While Browlock only prevents users from accessing their desktop, there are other ransomware programs that are much more aggressive and hard to recover from. These threats include Cryptolocker, CryptoWall, and CTB-Locker, which encrypt users' files with strong cryptographic algorithms, making it impossible to recover them in the absence of unaffected backups or without paying for the decryption keys.

In what is almost a testament to how audacious and effective these threats are, there have already been several cases of police departments being forced to pay criminals to decrypt their files.

"I think it's a very serious problem," said Adi Shamir, co-inventor of the widely used RSA cryptosystem, when asked about ransomware on a discussion panel at the RSA security conference earlier this week. "It's going to stay with us and we need to think about new techniques to stop it."

Shamir believes that ransomware is an area where the security community failed "in a miserable way," because there are no good products to protect against it. And this is just the beginning, he thinks.

Today ransomware can affect your PC or your mobile phone, but it's only a matter of time until your smart TV and other Internet of Things devices will also be held to ransom, he said.

That time is probably not too far in the future. F-Secure noted in its report the emergence last year of a ransomware program called SynoLocker that infected network-attached storage (NAS) devices made by a company called Synology.

Most file-encrypting ransomware threats use public-key cryptography, where the data is encrypted with a public key that's part of a public-private key pair. Recovering this public encryption key from infected systems does not help, because only the private key, which attackers retain on their servers, can be used to decrypt the data.

Public-key cryptography underpins some of the Internet's most widely used security protocols including SSL/TLS and GPG.

When introducing the topic of ransomware, the RSA panel's moderator, Cryptography Research President Paul Kocher, described it as "the pure evil incarnation of public-key cryptography."

MIT professor Ron Rivest, co-inventor of RSA with Shamir and Leonard Adleman, noted that while cryptography is used mostly for good, as most technologies, it can also be used for bad.

Despite knowing this, the abuse of the RSA algorithm by many ransomware programs, makes him feel "sort of like a mother whose son was brainwashed and left to become a jihadist in Syria," he said.

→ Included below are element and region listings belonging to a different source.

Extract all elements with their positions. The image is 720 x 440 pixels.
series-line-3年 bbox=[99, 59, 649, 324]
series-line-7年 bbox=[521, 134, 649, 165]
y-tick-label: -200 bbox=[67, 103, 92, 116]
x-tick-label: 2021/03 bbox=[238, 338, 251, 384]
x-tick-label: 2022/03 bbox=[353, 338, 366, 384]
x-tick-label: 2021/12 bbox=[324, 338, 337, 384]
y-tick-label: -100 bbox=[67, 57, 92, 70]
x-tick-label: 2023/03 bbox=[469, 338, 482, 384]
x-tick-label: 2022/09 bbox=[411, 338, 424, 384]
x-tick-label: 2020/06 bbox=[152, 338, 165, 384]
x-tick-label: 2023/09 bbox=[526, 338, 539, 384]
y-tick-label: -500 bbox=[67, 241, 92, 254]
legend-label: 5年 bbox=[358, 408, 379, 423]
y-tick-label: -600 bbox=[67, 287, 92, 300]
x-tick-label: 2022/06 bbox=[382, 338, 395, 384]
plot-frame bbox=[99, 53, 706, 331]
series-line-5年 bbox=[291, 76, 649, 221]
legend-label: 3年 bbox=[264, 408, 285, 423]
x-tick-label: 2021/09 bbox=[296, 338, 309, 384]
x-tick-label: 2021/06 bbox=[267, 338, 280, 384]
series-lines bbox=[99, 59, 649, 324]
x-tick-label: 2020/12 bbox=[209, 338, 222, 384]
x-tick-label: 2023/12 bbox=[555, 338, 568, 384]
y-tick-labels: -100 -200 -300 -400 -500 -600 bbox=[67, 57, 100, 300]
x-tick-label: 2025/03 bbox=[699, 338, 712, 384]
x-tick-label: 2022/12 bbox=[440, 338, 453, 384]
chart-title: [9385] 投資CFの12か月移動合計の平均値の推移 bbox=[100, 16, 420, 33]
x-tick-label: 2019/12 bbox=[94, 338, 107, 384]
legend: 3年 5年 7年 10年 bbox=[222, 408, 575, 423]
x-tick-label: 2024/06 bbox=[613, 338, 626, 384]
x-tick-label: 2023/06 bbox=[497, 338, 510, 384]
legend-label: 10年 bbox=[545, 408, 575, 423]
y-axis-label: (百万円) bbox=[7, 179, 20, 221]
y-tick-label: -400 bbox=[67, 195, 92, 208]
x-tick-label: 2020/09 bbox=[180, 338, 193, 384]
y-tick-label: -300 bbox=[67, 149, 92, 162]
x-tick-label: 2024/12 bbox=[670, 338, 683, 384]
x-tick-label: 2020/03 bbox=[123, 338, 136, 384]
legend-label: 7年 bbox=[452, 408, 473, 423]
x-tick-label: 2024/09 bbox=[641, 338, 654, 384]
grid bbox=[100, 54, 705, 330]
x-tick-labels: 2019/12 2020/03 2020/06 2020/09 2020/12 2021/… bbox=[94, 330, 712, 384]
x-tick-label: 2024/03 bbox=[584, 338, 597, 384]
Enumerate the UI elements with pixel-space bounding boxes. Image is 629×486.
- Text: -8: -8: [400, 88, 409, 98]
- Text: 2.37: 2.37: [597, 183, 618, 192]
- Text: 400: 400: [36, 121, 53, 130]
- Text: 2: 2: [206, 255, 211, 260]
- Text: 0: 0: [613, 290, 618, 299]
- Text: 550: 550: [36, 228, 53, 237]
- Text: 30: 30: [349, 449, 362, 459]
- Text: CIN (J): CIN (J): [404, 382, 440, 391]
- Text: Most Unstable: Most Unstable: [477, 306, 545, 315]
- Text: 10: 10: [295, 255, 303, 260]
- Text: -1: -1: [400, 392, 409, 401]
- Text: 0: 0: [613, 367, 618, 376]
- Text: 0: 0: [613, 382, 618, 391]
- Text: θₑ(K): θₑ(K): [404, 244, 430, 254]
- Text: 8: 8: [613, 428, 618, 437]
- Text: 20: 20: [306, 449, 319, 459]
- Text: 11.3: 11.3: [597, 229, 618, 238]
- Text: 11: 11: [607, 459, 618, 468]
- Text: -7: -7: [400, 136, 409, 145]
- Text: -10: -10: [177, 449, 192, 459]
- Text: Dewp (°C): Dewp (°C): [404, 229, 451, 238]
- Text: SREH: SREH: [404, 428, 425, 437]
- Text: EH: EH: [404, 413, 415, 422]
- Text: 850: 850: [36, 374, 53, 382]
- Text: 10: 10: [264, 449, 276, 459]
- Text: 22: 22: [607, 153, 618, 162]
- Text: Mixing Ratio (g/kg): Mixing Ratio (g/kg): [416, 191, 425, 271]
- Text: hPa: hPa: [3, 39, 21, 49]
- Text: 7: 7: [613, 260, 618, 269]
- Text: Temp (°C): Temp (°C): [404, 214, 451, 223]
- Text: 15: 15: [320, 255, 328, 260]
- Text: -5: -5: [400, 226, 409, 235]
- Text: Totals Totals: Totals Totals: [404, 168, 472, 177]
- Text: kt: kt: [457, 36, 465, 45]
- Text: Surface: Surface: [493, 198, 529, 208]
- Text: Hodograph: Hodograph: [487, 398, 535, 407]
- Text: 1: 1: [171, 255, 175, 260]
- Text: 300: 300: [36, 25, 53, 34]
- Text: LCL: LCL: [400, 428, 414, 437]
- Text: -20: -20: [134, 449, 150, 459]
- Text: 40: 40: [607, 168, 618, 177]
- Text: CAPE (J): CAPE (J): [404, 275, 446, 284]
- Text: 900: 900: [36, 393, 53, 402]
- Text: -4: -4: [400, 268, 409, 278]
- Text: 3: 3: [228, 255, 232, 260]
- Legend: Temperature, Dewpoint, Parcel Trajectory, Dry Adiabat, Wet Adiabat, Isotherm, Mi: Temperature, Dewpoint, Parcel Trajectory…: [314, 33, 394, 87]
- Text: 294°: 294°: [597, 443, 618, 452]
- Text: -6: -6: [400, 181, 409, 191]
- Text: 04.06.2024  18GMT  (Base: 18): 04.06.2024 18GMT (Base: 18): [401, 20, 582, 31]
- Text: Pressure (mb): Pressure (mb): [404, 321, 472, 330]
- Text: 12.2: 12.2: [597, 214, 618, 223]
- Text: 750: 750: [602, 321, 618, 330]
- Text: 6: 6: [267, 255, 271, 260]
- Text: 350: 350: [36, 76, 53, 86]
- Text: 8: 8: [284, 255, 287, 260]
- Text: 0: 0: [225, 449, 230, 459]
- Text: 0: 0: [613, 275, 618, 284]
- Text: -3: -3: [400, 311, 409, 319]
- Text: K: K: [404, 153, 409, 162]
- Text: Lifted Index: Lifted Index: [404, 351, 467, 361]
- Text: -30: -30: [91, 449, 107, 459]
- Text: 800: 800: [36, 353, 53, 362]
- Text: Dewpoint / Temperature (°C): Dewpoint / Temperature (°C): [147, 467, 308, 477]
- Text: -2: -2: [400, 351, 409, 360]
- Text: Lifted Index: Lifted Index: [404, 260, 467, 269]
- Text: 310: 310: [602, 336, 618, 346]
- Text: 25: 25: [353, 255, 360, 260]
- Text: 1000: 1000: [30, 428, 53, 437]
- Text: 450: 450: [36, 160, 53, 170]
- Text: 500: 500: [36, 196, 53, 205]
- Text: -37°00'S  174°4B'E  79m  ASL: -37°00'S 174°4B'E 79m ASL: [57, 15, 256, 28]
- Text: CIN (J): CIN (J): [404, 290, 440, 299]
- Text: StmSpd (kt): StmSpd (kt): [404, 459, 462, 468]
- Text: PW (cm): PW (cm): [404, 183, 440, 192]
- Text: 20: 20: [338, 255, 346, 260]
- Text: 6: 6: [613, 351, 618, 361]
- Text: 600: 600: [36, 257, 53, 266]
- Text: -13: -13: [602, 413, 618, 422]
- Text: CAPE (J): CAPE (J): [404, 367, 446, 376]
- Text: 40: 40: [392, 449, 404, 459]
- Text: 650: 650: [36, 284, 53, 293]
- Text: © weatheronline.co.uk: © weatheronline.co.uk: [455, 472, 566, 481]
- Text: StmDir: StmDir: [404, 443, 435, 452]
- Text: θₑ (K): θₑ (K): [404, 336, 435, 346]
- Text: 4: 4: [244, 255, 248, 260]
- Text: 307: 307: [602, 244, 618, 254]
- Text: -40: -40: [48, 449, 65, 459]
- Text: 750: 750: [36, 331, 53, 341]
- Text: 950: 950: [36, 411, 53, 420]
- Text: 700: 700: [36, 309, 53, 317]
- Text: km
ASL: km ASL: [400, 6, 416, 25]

The ransomware problem is not restricted to attackers encrypting other people's data, said Whitfield Diffie, one of the pioneers of public-key cryptography. In order to do pull off a ransomware attack, criminals need to first penetrate someone's computer and use some sort of exploit, he said.

Once an attacker has that level of access on a system, even if the potential data loss problem is solved, they will find something else to blackmail the user with, he said.

Another thing to point out is that the ability of ransomware creators to extort money from users depends in part on anonymous payments, Rivest said. Anonymous communications between people is essential for democracy, but the value of anonymous payments is debatable, he said.

Most file-encrypting ransomware programs require payments to be made in Bitcoin.

The abuse of encryption algorithms is certainly not going to stop cryptographic research and advances. However, it will be interesting to see if the ransomware problem will make its way into the rhetoric of government officials, who are increasingly pushing for ways to bypass encryption so that police and intelligence agencies can perform lawful intercepts.